A convenience retail building on an underutilised site in the heart of Manly Village on the Whangaparaoa Peninsula is for sale offering a variety of future add-value opportunities.
The 170sq m single-level building, developed in the 1970s and fully leased to three retail tenants, occupies only around one quarter of the 661sq m of land that it occupies at 60 Rawhiti Rd in the centre of Manly's main commercial precinct.
It is home to the Manly Village Bakery, which has been in occupation for over a decade, a florist and Frankies Gelato & Deli whose products include award-winning gelato, sorbet and ice cream, coffee, salads, artisan cheeses and gourmet meats. The tenancies are generating total net annual rent of $69,560 plus GST.
Featured in Bayleys' Total Property portfolio, the property is for sale by tender closing 4pm on December 6, unless sold earlier. Adam Curtis and Damian Stephen, Bayleys North Shore Commercial and Mustan Bagasra of Bayleys' Orewa office are the marketing agents.
Curtis says the high profile main road position close to a busy roundabout in the centre of Manly and its Neighbourhood Centre zoning under the Auckland Unitary Plan mean it has significant development upside.
"The very low site coverage and dual access both from Rawhiti Rd and Leal Place, at the rear, provides a real opportunity to add a whole lot of value to this land holding. The owner has already taken significant steps in this direction by developing detailed plans and concept drawings for a redevelopment of the full site. These have been submitted to Auckland Council for resource consent approval and the vendor has already put a lot of preparatory work into meeting council requirements."
The proposed redevelopment comprises:
• a four-storey building with a maximum height of between 13m to 14.56m;
• eleven residential apartments over the three upper levels;
• three retail units on the lower level street frontage ranging from 42sq m to 107sq m;
• 11 basement car parks; and
• unit titling of each of the residential and retail units, providing potential to sell off individually.
Stephen says the new owner could choose to continue with these plans, with most of the initial hard work done, or investigate other options for the site.
"The existing three leases have demolition clauses, allowing a purchaser to activate these to redevelop the entire site or they could look to add value by building on the existing well-established and diverse tenancies and renegotiating these leases. They could then add further shops to the site to enhance its critical retail mass and perhaps build apartments at the rear away from the busy street frontage. There are a number of options that could be considered."
The Business — Neighbourhood Centre Zone applies to single corner stores or small shopping strips located in residential neighbourhoods that provide residents and passers-by with frequent retail and commercial service needs. Residential use on upper floors is permitted and encouraged by Auckland Council, says Stephen.

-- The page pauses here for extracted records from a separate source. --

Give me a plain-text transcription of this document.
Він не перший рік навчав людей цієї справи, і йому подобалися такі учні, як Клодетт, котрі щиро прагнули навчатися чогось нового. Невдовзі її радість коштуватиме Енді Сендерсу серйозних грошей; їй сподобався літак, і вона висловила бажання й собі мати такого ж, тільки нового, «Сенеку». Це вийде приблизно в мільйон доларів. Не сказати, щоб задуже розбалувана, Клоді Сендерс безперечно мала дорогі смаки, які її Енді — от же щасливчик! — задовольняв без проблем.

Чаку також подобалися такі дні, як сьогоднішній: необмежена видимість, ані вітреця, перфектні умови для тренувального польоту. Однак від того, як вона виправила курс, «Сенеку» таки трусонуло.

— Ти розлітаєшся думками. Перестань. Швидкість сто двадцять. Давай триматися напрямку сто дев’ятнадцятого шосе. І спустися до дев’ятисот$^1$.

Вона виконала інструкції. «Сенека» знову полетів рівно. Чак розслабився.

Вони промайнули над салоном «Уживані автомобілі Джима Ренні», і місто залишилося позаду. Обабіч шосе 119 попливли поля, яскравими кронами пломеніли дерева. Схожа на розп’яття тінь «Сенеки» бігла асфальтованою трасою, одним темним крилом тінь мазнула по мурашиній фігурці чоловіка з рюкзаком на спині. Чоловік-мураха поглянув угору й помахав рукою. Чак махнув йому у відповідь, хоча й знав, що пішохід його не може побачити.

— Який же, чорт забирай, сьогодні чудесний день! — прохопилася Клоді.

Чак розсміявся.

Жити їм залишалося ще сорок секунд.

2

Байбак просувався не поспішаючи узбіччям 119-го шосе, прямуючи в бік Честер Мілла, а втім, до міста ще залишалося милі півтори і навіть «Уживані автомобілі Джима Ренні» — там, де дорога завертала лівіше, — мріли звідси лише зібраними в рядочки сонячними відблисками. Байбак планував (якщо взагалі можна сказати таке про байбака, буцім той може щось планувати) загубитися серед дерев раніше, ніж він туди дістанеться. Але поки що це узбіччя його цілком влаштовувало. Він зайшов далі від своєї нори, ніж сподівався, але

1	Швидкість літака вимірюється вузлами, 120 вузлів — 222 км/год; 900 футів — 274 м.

"Development is expected to be in keeping with the surrounding residential environment and requires council assessment in order to ensure that it's designed to a high standard that enhances the quality of streets within the area and public open spaces."
He says the contour of the site rising from the Rawhiti Rd frontage towards the rear boundary means future residential development would benefit from views out to the Hauraki Gulf with eastern-facing apartments having an urban outlook towards the Auckland CBD.